Change of plans.
I took some time to reflect during a bath. Jerry was at the edge of the tub, looking miserable and staring into the wall. He looked at me, head low, eyes sad and tired. After I got out I tried to feed him again with the syringe and he wasn't really interested. And it hit me that after a biopsy in his mouth, if he doesn't want to eat now or can't, then he's really going to suffer tomorrow.
I can't do that to him, not for my own peace of mind.
I sobbed and held my cat. And then I called the vet, cancelled tomorrow's appointment and asked for one on Friday to end Jerry's pain. The Dude was beside me, crying and supporting my choice. I felt helpless and sick.
I hung up. And then Jerry jumped up from the foot of the couch with more ease than I've seen in days. He walked over to me, and sat in my lap and gazed at me. I stroked his face and it was the moment I had been waiting for. He didn't look pained or sad. I felt like he was letting me off the hook. He then walked down to my legs, curled up in a ball and fell into the most peaceful sleep I've seen him had in days. He even started to purr.

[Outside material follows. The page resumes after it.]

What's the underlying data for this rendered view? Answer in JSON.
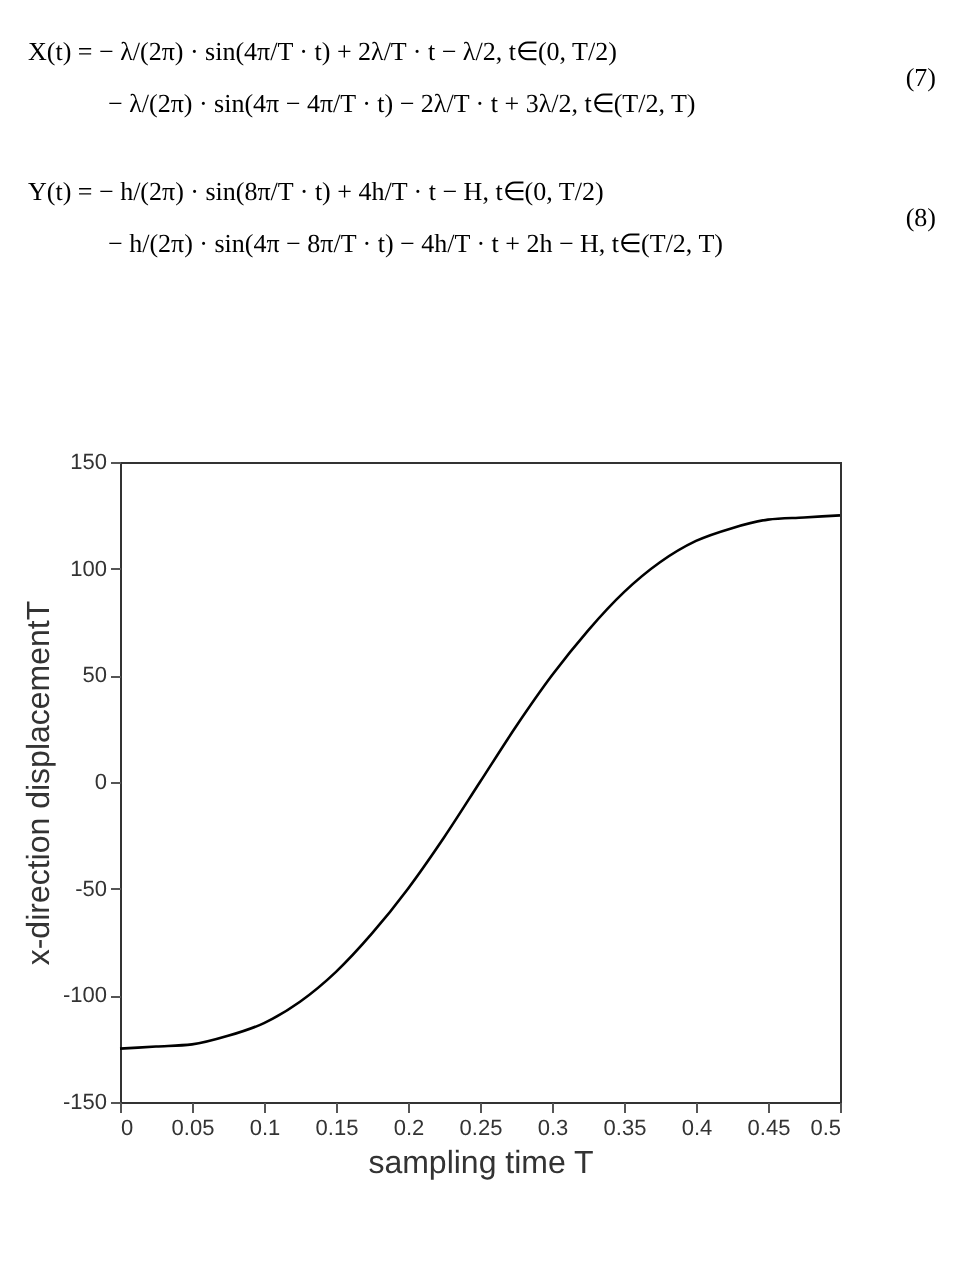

I don't know how cats know what they know. I don't know what they understand. But Jerry, I'm sure of it, knows I love him and that I'm going to do what I need to do to end his suffering. I feel a growing sense of acceptance about this, though the actual pain remains. We'll have our last day with him tomorrow, the Dude will come with me Friday, and then Jerry and I will go through this together.